In a May 7th editorial, the Globe rightly pointed out that electronic medical records, “will prevent errors, improve diagnostic work, avoid duplication of tests and procedures, and simplify clinical studies.” The newspaper called on the 63 Massachusetts hospitals not using any computerized systems to make the change now.

“Electronic medical records would be the best medicine for taking care of medical errors,” Massachusetts medical malpractice lawyer Marc Breakstone said in response to the editorial.

A 2008 study by the Massachusetts Technology Collaborative and the New England Healthcare Institute found just 10 of the state’s 73 hospitals used a computerized system for doctors’ orders. More alarming was the study found 1 in every 10 patients at six community hospitals in the state suffered from serious medication mistakes.

According to the Institute of Medicine, 50,000 to 100,000 patients nationwide die annually of preventable medical errors.

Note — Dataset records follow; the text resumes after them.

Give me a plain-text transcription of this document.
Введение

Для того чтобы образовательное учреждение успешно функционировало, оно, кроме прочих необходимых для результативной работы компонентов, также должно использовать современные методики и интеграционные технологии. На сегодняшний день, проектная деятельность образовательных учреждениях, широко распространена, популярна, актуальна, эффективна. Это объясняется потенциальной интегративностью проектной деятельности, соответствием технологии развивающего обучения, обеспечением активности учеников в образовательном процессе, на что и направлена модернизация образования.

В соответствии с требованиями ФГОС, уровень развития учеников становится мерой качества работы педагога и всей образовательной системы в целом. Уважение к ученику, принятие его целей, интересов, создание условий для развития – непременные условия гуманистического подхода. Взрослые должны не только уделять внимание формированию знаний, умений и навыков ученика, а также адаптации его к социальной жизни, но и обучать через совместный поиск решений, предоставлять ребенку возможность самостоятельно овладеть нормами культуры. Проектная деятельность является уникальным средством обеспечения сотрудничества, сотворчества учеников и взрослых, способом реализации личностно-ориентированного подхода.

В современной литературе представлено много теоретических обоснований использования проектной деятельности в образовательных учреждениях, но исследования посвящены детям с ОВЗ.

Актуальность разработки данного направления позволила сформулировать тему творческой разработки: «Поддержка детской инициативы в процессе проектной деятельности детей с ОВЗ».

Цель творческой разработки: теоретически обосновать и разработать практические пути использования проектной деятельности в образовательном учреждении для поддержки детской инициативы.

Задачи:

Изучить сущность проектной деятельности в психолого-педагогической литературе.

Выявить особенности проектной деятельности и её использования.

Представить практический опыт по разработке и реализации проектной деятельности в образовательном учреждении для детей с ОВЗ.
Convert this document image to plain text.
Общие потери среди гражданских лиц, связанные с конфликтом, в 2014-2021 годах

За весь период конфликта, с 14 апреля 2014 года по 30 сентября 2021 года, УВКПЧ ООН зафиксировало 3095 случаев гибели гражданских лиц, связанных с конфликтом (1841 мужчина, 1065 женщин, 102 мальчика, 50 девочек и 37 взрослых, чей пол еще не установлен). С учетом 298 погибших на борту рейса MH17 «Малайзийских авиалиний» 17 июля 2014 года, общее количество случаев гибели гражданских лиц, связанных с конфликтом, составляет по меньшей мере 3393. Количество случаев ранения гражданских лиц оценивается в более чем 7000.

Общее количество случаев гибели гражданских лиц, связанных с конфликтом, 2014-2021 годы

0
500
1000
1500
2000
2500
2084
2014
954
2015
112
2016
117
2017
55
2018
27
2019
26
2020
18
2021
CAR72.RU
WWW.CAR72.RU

In addition to offering stimulus-bill help, the federal government is threatening to reduce Medicare payments for doctors who fail to implement electronic medical records by 2015. A 2009 national survey by the New England Journal of Medicine showed that only 1.5 percent of hospitals and 4 percent of doctors’ practices have adopted comprehensive electronic systems.

At Breakstone, White & Gluck, we know firsthand electronic medical records will save lives. Massachusetts hospitals are doing the public they should be serving a great injustice every day they continue to make excuses for not going electronic.